25.2.81.
<...> Сегодня приходил ко мне Алексей Ильюшин, автор двух рассказов и пьесы, которые я прочел в январе по просьбе ректора технологического института Н.Н.Суслова. Читал я его как автора московского, но анонимного, как сына приятеля Суслова, значительного лица. Из этого чтения и моего письменного отзыва произошло следующее: Н.Н.Суслов счел себя обязанным и пригласил нас с Тамарой на воскресную прогулку в Караваево, где у них дача, а потом — на обед. <...>
Алексею — лет двадцать восемь. Он окончил юридический факультет МГУ, три с половиной года проработал в адвокатуре. С апреля прошлого года, как я понял, не работает и пытается пробиться как литератор. Хотя, упоминая родителей, морщится, они, надо полагать, ему помогают, иначе — как бы он существовал на зарплату жены. У Алексея есть машина — купил как-то подержанную “Волгу”. Он спросил меня, что лучше все-таки для него — устроиться на работу или продолжать теперешнюю жизнь.

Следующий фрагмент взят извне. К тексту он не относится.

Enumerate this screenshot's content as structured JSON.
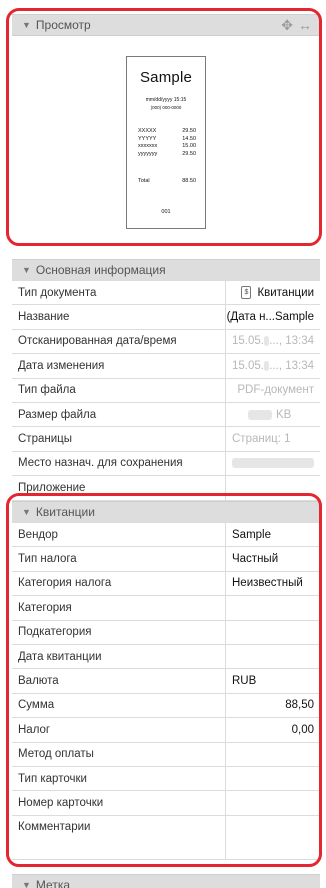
{
  "preview": {
    "header": "Просмотр",
    "tool_move": "✥",
    "tool_resize": "↔",
    "receipt": {
      "title": "Sample",
      "date": "mm/dd/yyyy 15:15",
      "phone": "(000) 000-0000",
      "items": [
        {
          "name": "XXXXX",
          "price": "29.50"
        },
        {
          "name": "YYYYY",
          "price": "14.50"
        },
        {
          "name": "xxxxxxx",
          "price": "15.00"
        },
        {
          "name": "yyyyyyy",
          "price": "29.50"
        }
      ],
      "total_label": "Total",
      "total_value": "88.50",
      "number": "001"
    }
  },
  "basic_info": {
    "header": "Основная информация",
    "rows": [
      {
        "label": "Тип документа",
        "value": "Квитанции",
        "icon": "$"
      },
      {
        "label": "Название",
        "value": "(Дата н...Sample"
      },
      {
        "label": "Отсканированная дата/время",
        "value_start": "15.05.",
        "value_end": "..., 13:34"
      },
      {
        "label": "Дата изменения",
        "value_start": "15.05.",
        "value_end": "..., 13:34"
      },
      {
        "label": "Тип файла",
        "value": "PDF-документ"
      },
      {
        "label": "Размер файла",
        "value": "KB"
      },
      {
        "label": "Страницы",
        "value": "Страниц: 1"
      },
      {
        "label": "Место назнач. для сохранения",
        "value": ""
      },
      {
        "label": "Приложение",
        "value": ""
      }
    ]
  },
  "receipts": {
    "header": "Квитанции",
    "rows": [
      {
        "label": "Вендор",
        "value": "Sample"
      },
      {
        "label": "Тип налога",
        "value": "Частный"
      },
      {
        "label": "Категория налога",
        "value": "Неизвестный"
      },
      {
        "label": "Категория",
        "value": ""
      },
      {
        "label": "Подкатегория",
        "value": ""
      },
      {
        "label": "Дата квитанции",
        "value": ""
      },
      {
        "label": "Валюта",
        "value": "RUB"
      },
      {
        "label": "Сумма",
        "value": "88,50"
      },
      {
        "label": "Налог",
        "value": "0,00"
      },
      {
        "label": "Метод оплаты",
        "value": ""
      },
      {
        "label": "Тип карточки",
        "value": ""
      },
      {
        "label": "Номер карточки",
        "value": ""
      },
      {
        "label": "Комментарии",
        "value": ""
      }
    ]
  },
  "tag": {
    "header": "Метка"
  },
  "colors": {
    "highlight": "#e3262f",
    "header_bg": "#dddddd"
  }
}
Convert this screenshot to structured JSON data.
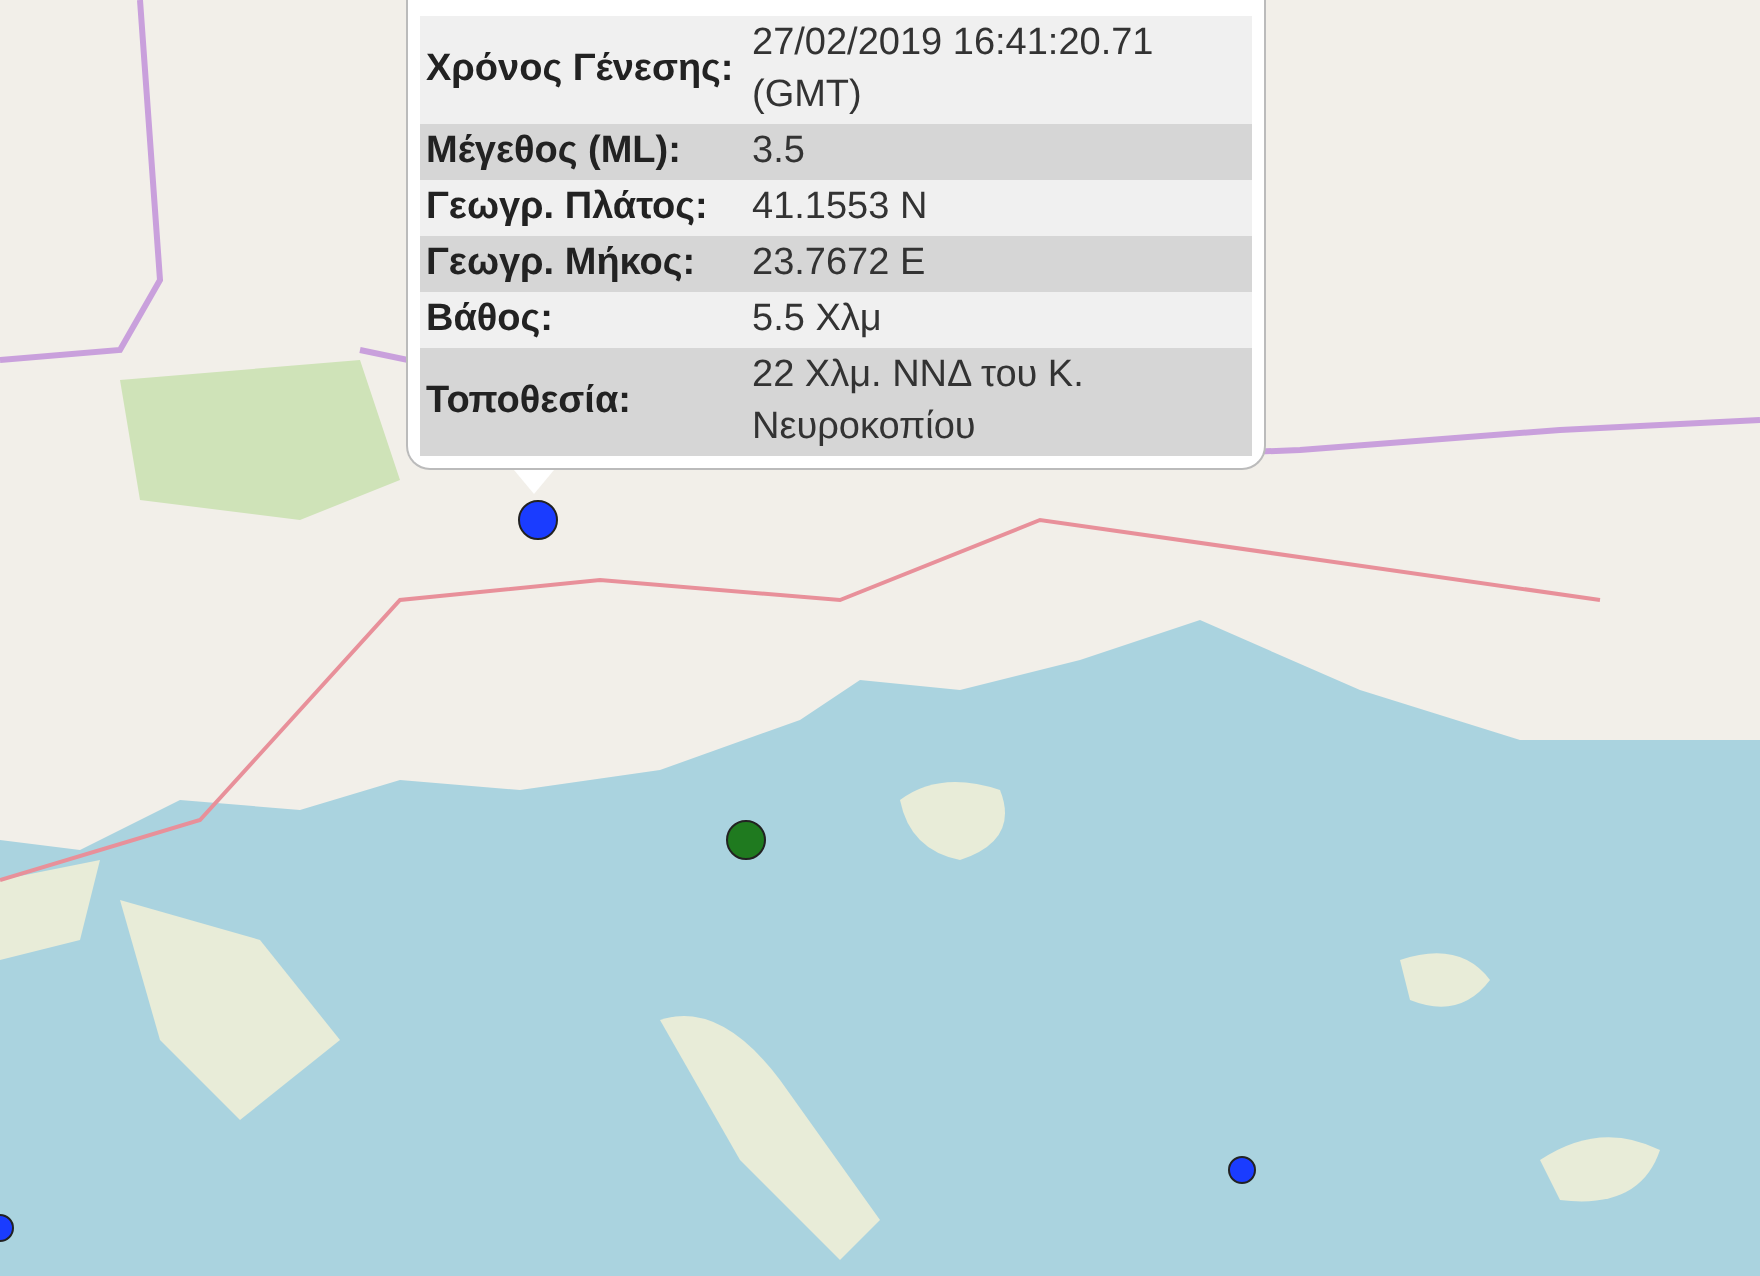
{
  "popup": {
    "rows": [
      {
        "label": "Χρόνος Γένεσης:",
        "value": "27/02/2019 16:41:20.71 (GMT)"
      },
      {
        "label": "Μέγεθος (ML):",
        "value": "3.5"
      },
      {
        "label": "Γεωγρ. Πλάτος:",
        "value": "41.1553 N"
      },
      {
        "label": "Γεωγρ. Μήκος:",
        "value": "23.7672 E"
      },
      {
        "label": "Βάθος:",
        "value": "5.5 Χλμ"
      },
      {
        "label": "Τοποθεσία:",
        "value": "22 Χλμ. ΝΝΔ του Κ. Νευροκοπίου"
      }
    ]
  },
  "markers": [
    {
      "kind": "large",
      "color": "#1a3cff"
    },
    {
      "kind": "large",
      "color": "#1f7a1f"
    },
    {
      "kind": "small",
      "color": "#1a3cff"
    },
    {
      "kind": "small",
      "color": "#1a3cff"
    }
  ]
}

Я ответил, что лучше бы ему работать, потому что теперешнего знания жизни — даже в случае литературного успеха — ему хватит ненадолго. Но еще важнее другое,сказал я, жизнь в напряжении: лучше писать, урывая время у сна, у отдыха, так будет больше получаться. <...> Воззрения Алексея на жизнь я как следует не понял, не почувствовал. Литературные симпатии — в какой-то мере — да, но воззрения на жизнь — нет... Был и тревожный оттенок в одном его рассуждении насчет преуспевающих драматургов на телевидении. Я сказал, что стоит ли им завидовать, если вы твердо знаете, что все это плохо и что это не ваш путь. Зачем вам играть в общую игру? — сказал я. Он вполне искренне ответил: обидно как-то, ведь это они получают деньги...

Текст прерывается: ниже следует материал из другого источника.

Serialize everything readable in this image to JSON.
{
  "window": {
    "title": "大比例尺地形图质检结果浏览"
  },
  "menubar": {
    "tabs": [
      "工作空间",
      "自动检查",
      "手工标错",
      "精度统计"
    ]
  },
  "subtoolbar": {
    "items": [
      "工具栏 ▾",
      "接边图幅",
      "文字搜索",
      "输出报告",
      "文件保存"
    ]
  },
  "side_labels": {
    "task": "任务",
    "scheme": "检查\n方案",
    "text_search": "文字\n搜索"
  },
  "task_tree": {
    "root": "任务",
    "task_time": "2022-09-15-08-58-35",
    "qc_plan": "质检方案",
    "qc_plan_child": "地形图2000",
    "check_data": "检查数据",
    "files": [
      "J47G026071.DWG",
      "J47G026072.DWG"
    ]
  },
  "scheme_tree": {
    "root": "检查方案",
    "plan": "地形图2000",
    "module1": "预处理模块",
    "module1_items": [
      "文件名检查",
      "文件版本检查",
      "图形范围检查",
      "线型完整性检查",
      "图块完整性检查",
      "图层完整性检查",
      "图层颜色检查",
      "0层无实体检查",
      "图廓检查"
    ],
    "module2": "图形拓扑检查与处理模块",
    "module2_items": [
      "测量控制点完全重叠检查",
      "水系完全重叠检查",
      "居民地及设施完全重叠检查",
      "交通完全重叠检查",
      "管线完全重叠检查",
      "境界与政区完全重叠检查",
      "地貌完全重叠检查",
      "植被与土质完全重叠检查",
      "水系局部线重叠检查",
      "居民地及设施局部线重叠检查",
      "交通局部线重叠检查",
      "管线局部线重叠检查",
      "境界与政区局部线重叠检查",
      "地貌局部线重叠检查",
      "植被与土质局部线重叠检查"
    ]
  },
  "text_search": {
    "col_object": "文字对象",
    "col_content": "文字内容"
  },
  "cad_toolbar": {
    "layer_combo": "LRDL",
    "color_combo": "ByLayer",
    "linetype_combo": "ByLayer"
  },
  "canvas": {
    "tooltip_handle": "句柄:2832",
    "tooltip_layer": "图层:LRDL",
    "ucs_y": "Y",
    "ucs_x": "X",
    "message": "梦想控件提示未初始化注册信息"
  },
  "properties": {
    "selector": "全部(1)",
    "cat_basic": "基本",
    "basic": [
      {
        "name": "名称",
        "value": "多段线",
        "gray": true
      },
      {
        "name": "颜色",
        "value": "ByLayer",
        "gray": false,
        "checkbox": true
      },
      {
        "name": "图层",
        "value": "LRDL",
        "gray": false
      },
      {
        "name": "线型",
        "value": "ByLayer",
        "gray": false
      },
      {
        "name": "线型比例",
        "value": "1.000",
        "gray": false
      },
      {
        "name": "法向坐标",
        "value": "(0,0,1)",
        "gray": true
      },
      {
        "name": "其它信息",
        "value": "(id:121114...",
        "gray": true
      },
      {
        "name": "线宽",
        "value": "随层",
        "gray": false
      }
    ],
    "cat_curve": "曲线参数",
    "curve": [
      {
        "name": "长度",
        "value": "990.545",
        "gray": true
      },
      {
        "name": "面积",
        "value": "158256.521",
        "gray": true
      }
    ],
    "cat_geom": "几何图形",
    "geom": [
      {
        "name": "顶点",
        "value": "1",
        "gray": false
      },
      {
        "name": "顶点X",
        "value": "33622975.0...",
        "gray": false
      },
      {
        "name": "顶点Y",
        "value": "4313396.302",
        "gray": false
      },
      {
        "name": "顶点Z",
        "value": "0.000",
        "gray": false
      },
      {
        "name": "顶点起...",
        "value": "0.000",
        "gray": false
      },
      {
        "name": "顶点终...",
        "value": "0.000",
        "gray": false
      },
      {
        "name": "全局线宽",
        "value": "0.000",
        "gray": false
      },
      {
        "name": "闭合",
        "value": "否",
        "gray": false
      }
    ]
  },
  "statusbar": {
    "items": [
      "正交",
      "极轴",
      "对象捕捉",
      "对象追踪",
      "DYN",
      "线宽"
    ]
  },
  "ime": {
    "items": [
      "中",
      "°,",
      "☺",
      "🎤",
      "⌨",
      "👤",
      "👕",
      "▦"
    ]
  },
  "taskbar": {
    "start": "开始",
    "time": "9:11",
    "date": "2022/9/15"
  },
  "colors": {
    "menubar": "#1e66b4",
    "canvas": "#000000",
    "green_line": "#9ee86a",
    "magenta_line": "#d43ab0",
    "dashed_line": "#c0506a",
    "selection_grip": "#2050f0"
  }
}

Поездка в Караваево, а затем пеший ход через караваевский лес на гридинскую дорогу — всего около девяти километров — кое-что дали мне. Не знаю, как Тома (она шла вместе с Зинаидой Васильевной Сусловой, то впереди нас, то отставая), но я разговаривал мало, а был слушателем. Еще в автобусе, когда только познакомились, Николай Николаевич (64 лет) начал рассказывать свою жизнь, со второй половины тридцатых годов, когда он после окончания, видимо, строительного или геодезического техникума работал в системе НКВД на Дальнем Востоке как техник. В ту пору он жил и работал на Сахалине и в Хабаровском крае и повсюду имел дело с зеками, как политическими, так и уголовными. Т.е. у него были бригады рабочих из зеков, с которыми, как теперь рассказывает, он умел ладить. Среди заключенных в ту пору, сказал он, можно было найти всех: от шорника до академика. 37-й год он назвал “варфоломеевским” годом. Ни тени возмущения, явной горечи, ни открытого неприятия тогдашних порядков. Он вряд ли одобряет их, но во всех его соображениях и тоне есть смирение: это случилось, и расклад сил этих как бы предопределен, каждому — свое, и погибшие, сгинувшие, изведенные в те времена словно в чем-то да виноваты. Неспроста же это все затеяно?